In mid-November, software developer Trevor Eckhart published a video blog illustrating the operation of the CIQ software recording keystrokes, including information sent to secure websites using HTTPS security protocols used in e-commerce and other security-sensitive sites. After Eckhart published his discovery and documents he found on CIQ’s website, CIQ accused him of copyright violations and threatened legal actions unless he capitulated to the company’s demands.

The Electronic Frontier Foundation, a public-interest digital rights watchdog stepped in to defend Eckhart. CIQ later apologized to Eckhart and rescinded its demands.

According to CIQ, its software is embedded on smartphones to allow the company to collect data for the benefit of cellular carriers and device manufacturers, which is important to improving customer experience, such as logging information related to dropped calls.  CIQ says its program doesn’t log keystrokes or intercept messages and it does not store or resell the information.

The lawsuit alleges that, in reality, the program does record keystrokes and the content of messages, and could transmit the information to third parties, possibly including information sent to secure websites using HTTPS security protocols used in e-commerce and other security-sensitive sites such as banking. 

“Given our dependence on smartphones, we rely on the assumption that our personal information is protected from third parties,” saysSteve W. Berman, the attorney representing the plaintiffs. “Yet, it appears that Carrier IQ has violated this trust.  For example, Mr. Eckhart’s video shows CIQ software intercepting incoming text messages, and it also shows that the software captures dialed numbers and sensitive information sent through protected websites.”

The complaint was filed yesterday on behalf of four smartphone users and names smartphone manufacturers HTC and Samsung as defendants along with CIQ. The lawsuit could be amended to include other smartphone manufacturers that embed the CIQ software on their devices.
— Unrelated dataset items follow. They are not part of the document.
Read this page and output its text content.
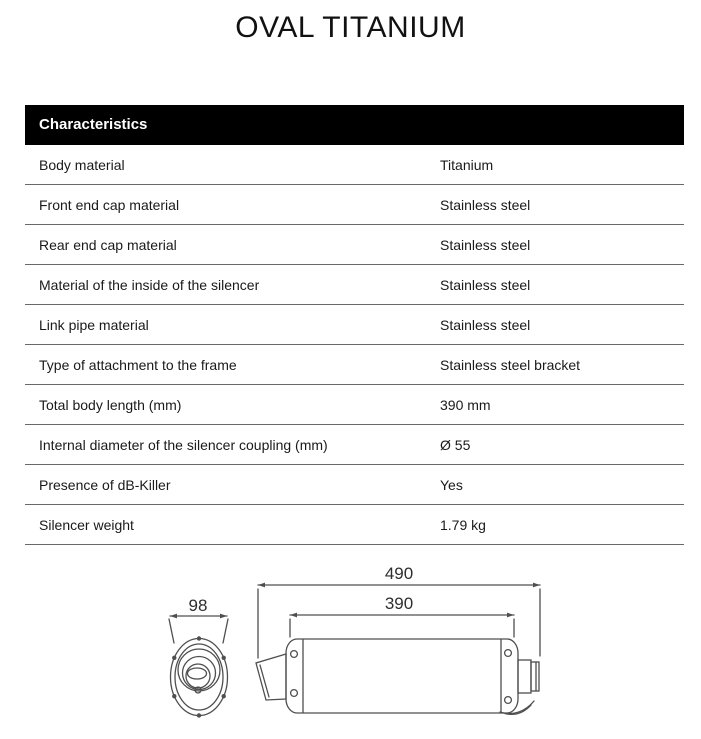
OVAL TITANIUM
Characteristics
Body material	Titanium
Front end cap material	Stainless steel
Rear end cap material	Stainless steel
Material of the inside of the silencer	Stainless steel
Link pipe material	Stainless steel
Type of attachment to the frame	Stainless steel bracket
Total body length (mm)	390 mm
Internal diameter of the silencer coupling (mm)	Ø 55
Presence of dB-Killer	Yes
Silencer weight	1.79 kg
98
490
390
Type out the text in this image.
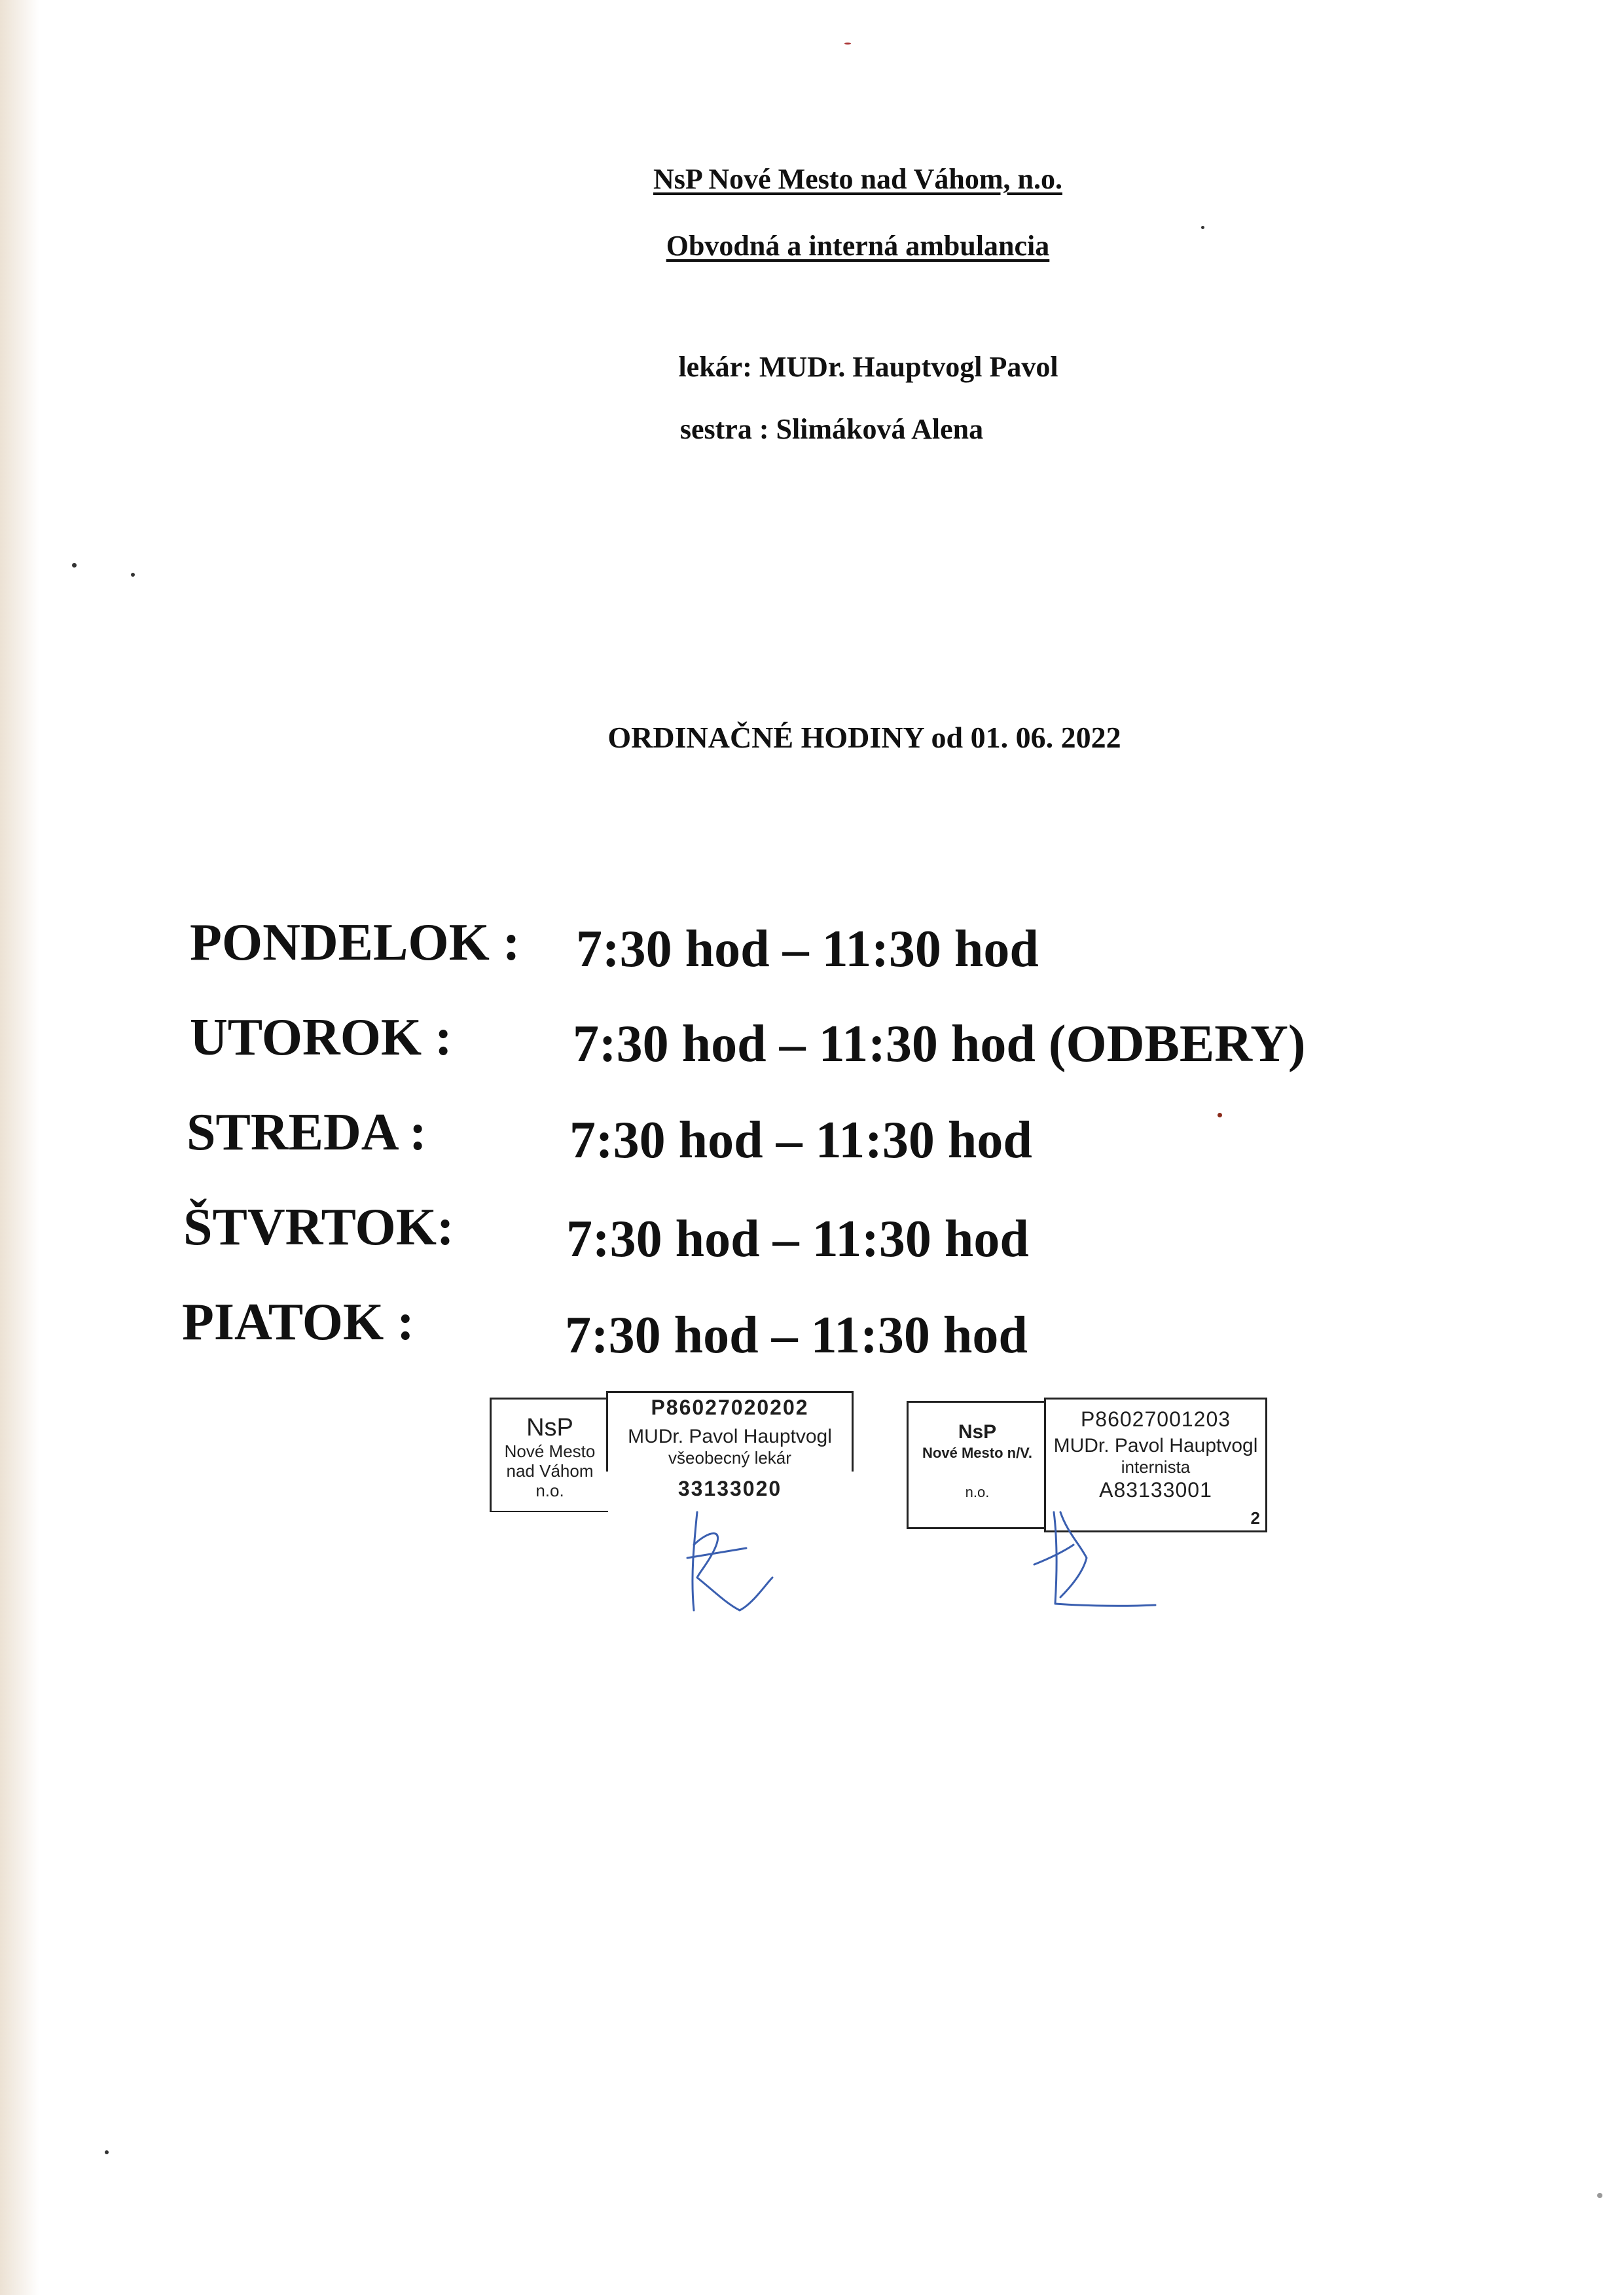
NsP Nové Mesto nad Váhom, n.o.
Obvodná a interná ambulancia
lekár: MUDr. Hauptvogl Pavol
sestra : Slimáková Alena
ORDINAČNÉ HODINY od 01. 06. 2022
PONDELOK : 7:30 hod – 11:30 hod
UTOROK : 7:30 hod – 11:30 hod (ODBERY)
STREDA :	7:30 hod – 11:30 hod
ŠTVRTOK: 7:30 hod – 11:30 hod
PIATOK :	7:30 hod – 11:30 hod
NsP
Nové Mesto
nad Váhom
n.o.
P86027020202
MUDr. Pavol Hauptvogl
všeobecný lekár
33133020
NsP
Nové Mesto n/V.
n.o.
P86027001203
MUDr. Pavol Hauptvogl
internista
A83133001
2
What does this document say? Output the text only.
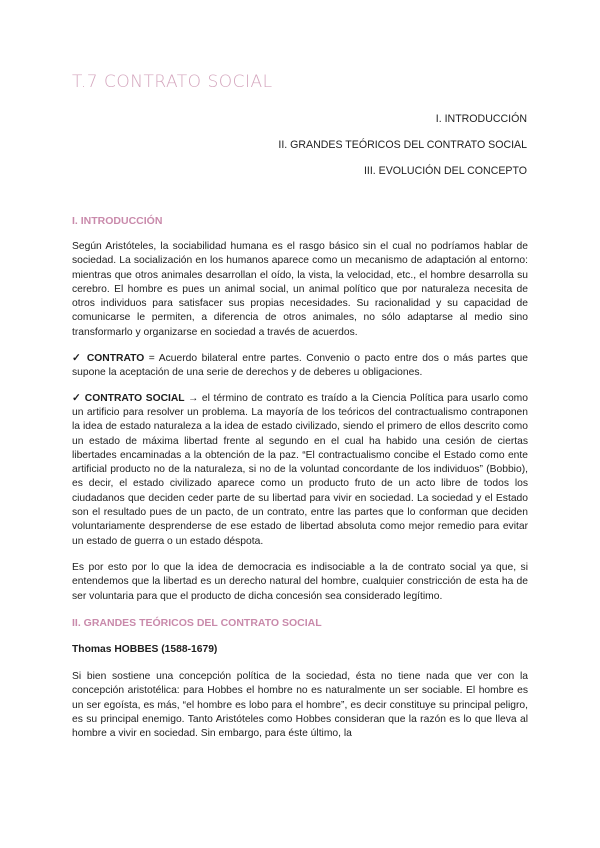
T.7 CONTRATO SOCIAL
I. INTRODUCCIÓN
II. GRANDES TEÓRICOS DEL CONTRATO SOCIAL
III. EVOLUCIÓN DEL CONCEPTO
I. INTRODUCCIÓN

Según Aristóteles, la sociabilidad humana es el rasgo básico sin el cual no podríamos hablar de sociedad. La socialización en los humanos aparece como un mecanismo de adaptación al entorno: mientras que otros animales desarrollan el oído, la vista, la velocidad, etc., el hombre desarrolla su cerebro. El hombre es pues un animal social, un animal político que por naturaleza necesita de otros individuos para satisfacer sus propias necesidades. Su racionalidad y su capacidad de comunicarse le permiten, a diferencia de otros animales, no sólo adaptarse al medio sino transformarlo y organizarse en sociedad a través de acuerdos.

✓ CONTRATO = Acuerdo bilateral entre partes. Convenio o pacto entre dos o más partes que supone la aceptación de una serie de derechos y de deberes u obligaciones.

✓ CONTRATO SOCIAL → el término de contrato es traído a la Ciencia Política para usarlo como un artificio para resolver un problema. La mayoría de los teóricos del contractualismo contraponen la idea de estado naturaleza a la idea de estado civilizado, siendo el primero de ellos descrito como un estado de máxima libertad frente al segundo en el cual ha habido una cesión de ciertas libertades encaminadas a la obtención de la paz. “El contractualismo concibe el Estado como ente artificial producto no de la naturaleza, si no de la voluntad concordante de los individuos” (Bobbio), es decir, el estado civilizado aparece como un producto fruto de un acto libre de todos los ciudadanos que deciden ceder parte de su libertad para vivir en sociedad. La sociedad y el Estado son el resultado pues de un pacto, de un contrato, entre las partes que lo conforman que deciden voluntariamente desprenderse de ese estado de libertad absoluta como mejor remedio para evitar un estado de guerra o un estado déspota.

Es por esto por lo que la idea de democracia es indisociable a la de contrato social ya que, si entendemos que la libertad es un derecho natural del hombre, cualquier constricción de esta ha de ser voluntaria para que el producto de dicha concesión sea considerado legítimo.

II. GRANDES TEÓRICOS DEL CONTRATO SOCIAL
Thomas HOBBES (1588-1679)

Si bien sostiene una concepción política de la sociedad, ésta no tiene nada que ver con la concepción aristotélica: para Hobbes el hombre no es naturalmente un ser sociable. El hombre es un ser egoísta, es más, “el hombre es lobo para el hombre”, es decir constituye su principal peligro, es su principal enemigo. Tanto Aristóteles como Hobbes consideran que la razón es lo que lleva al hombre a vivir en sociedad. Sin embargo, para éste último, la
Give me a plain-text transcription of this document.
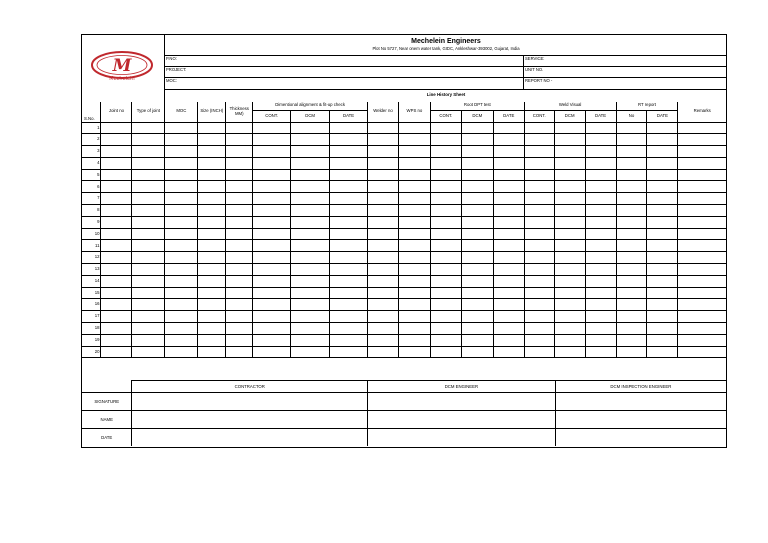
M
Mechelein
Mechelein Engineers
Plot No 5727, Near onem water tank, GIDC, Ankleshwar-393002, Gujarat, India
P.NO:
PROJECT:
MOC:
SERVICE:
UNIT NO.
REPORT NO -
Line History Sheet
S.No.	Joint no	Type of joint	MOC	Size (INCH)	Thickness MM)	Dimentional alignment & fit-up check			Welder no	WPS no	Root DPT test			Weld Visual			RT report		Remarks
						CONT.	DCM	DATE			CONT.	DCM	DATE	CONT.	DCM	DATE	No	DATE	
1																			
2																			
3																			
4																			
5																			
6																			
7																			
8																			
9																			
10																			
11																			
12																			
13																			
14																			
15																			
16																			
17																			
18																			
19																			
20																			
	CONTRACTOR	DCM ENGINEER	DCM INSPECTION ENGINEER
SIGNATURE			
NAME			
DATE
“We believe that CIQ was intercepting and collecting private information from smartphone users that they had no right to monitor or record,” Berman says. “Their actions, in concert with phone manufacturers and the various carriers, should raise the hackles of anyone concerned about privacy in the broadest terms.”

The suit, filed in the U.S. District Court for the Northern District of California, accuses the companies of violating the Federal Wiretap Act and California’s Unfair Business Practice Act. The Federal Wiretap Act prohibits the unauthorized interception or illegal use of electronic communications.

The lawsuit asks the court to award damages under the Federal Wiretap Act, and prevent companies from including similar software in future smartphones.